AKP’ye oy veren vatandaşlar
HDP milletvekili ve İmralı/Öcalan heyetinin değişmeyen üyesi Sırrı Süreyya Önder, TBMM’de yaptığı basın toplantısında Başbakan Davutoğlu’na hitaben şunları söylüyor:
“HDP’nin ve bu kulvarda siyaset yapan bütün kurumlarımızın neye benzediğini, neye benzeyeceğini belirlemek kimsenin haddi ve hakkı değildir... Size mi kaldı bize had bildirmek, ölçü koymak... Öcalan’a saygısızlık etmeyi bir daha aklınızdan geçirmeyin.”
HDP eş başkanı Figen Yüksekdağ da bir gün sonra, 04 Kasım 2014’teki TBMM grup toplantısında şöyle diyor: “Siz önce bir hükümet gibi davranın, sonra bizi sorgulayın.”
Ekim ayında 40 civarında vatandaşımızın öldüğü kalkışmadan sonra söyleniyor bunlar. Başbakan’ın 03 Kasım’daki şu sözlerine karşı:
“HDP, provokatif eylemlere yönelen ve ülke istikrarını bozan bir kurum değil, gerçek bir siyasi parti gibi hareket edip Türkiye’de anayasa ve yasal çerçevede davranmaya başlarsa bütün süreçte muhatap olmaya devam eder.”
HDP’nin meydan okuyan, “size mi kaldı bize had bildirmek, Öcalan’a saygısızlık etmeyi bir daha aklınızdan geçirmeyin, siz önce hükümet gibi davranın” şeklindeki çıkışlarından, AKP’ye oy veren vatandaşların üzüntü ve hatta öfke duyduğu muhakkaktır.
İyi ama sayın AKP’li vatandaşlar, HDP’lilere ve aynı “kulvarda siyaset yapan” HDP benzeri gruplara bu cesareti kim veriyor, bunu hiç düşündünüz mü?
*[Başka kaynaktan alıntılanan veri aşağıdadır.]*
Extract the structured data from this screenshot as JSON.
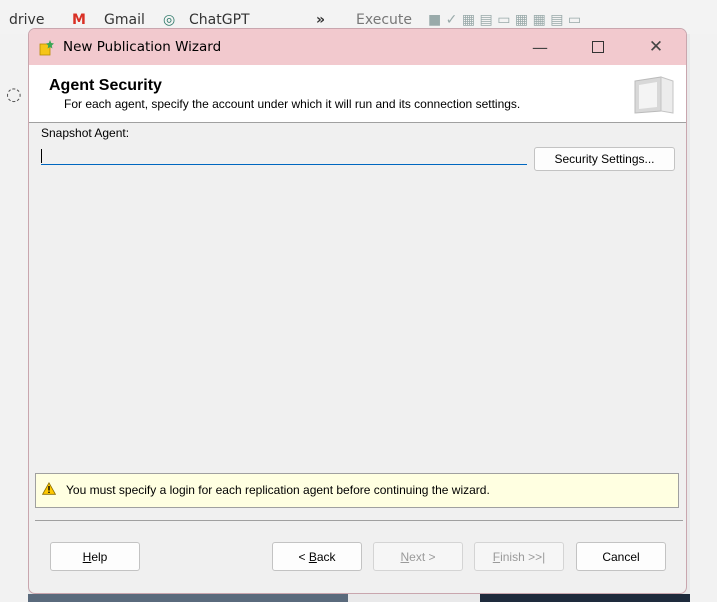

HDP, PKK, KCK gibi örgütlere, sokağa dökülmek, cam çerçeve kırmak, polis aracı, halk otobüsü ve dükkân yakmak, korucu, asker ve subay öldürmek, sonra da siz bize haddimizi bildiremezsiniz, demek cesaret ve cür’etini kim veriyor? Bunları düşünmüyor musunuz hiç? İsterseniz tekrar önünüze koyalım. Hem de Davutoğlu’nun yukarıdaki sözleri ile. Ne diyor Davutoğlu: HDP, “gerçek bir siyasi parti gibi hareket ederse, anayasa ve yasal çerçevede davranmaya başlarsa bütün süreçte muhatap olmaya devam eder.” Bu sözler ne anlama geliyor? Sıralayalım:
1) HDP, gerçek bir siyasi parti gibi hareket etmiyor, anayasa ve yasaları çiğniyor. 2) Yasaları çiğnemeyi bırakırsa çözüm sürecinde muhatap olmaya devam eder. 3) “Devam eder” dediğine göre süreçte bugüne kadarki muhataplardan biri HDP imiş. 4) Anayasa ve yasaları çiğnediği hâlde HDP, çözüm sürecinde muhatap kabul edilmiş. 5) HDP, anayasa ve yasalara göre davranmaya başlarsa süreçte onu muhatap kabul etmeye devam edeceklermiş. 6) “Başlarsa” denildiğine göre HDP anayasa ve yasaları çiğnedi ama biz onun hakkında kanuni takibat yapmayacağız, yasalara uymaya başlarsa muhatap almaya devam edeceğiz.
AKP’ye oy veren sayın vatandaşlar, şimdi anlayabildiniz mi, HDP’nin, öfkelendiğiniz bu cür’eti nereden geliyor? Yasaları çiğnedikleri hâlde onları AKP muhatap kabul etmiş. Anlayamadınızsa bir de Cumhurbaşkanı Erdoğan’ın 03 Kasım 2014’teki şu sözlerine bakın:
“Hakkâri’de çok modern bir hastane açtık. Açılışını da ben yaptım. Genç bir hanım doktor geldi. Dedi ki, Sayın Başbakanım, ben nasıl şehir merkezine gideceğim? Biz korkuyoruz. Bize burada bir lojman yapın. Yaa bunlar hain, böyle ihanet olur mu?.. Havaalanı yaptırıyoruz izin vermiyorlar, müteahhitleri tehdit ediyorlar.”
Hakkâri Devlet Hastanesi’nin açılışını Başbakan Erdoğan 02 Kasım 2008’de yapmış. Ve doktorları şehre sokmayan, havaalanı yapmaya izin vermeyen, müteahhitleri tehdit eden ve bu sebeple de Cumhurbaşkanı Erdoğan’ın hain dediği grupların temsilcileri ile hükümet kaç yıldır görüşmeler yaparak/yaptırarak bir süreç yürütüyor. AKP’li vatandaşlar, hâlâ hainlerin cür’etinin nereden geldiğini size anlatamadım mı?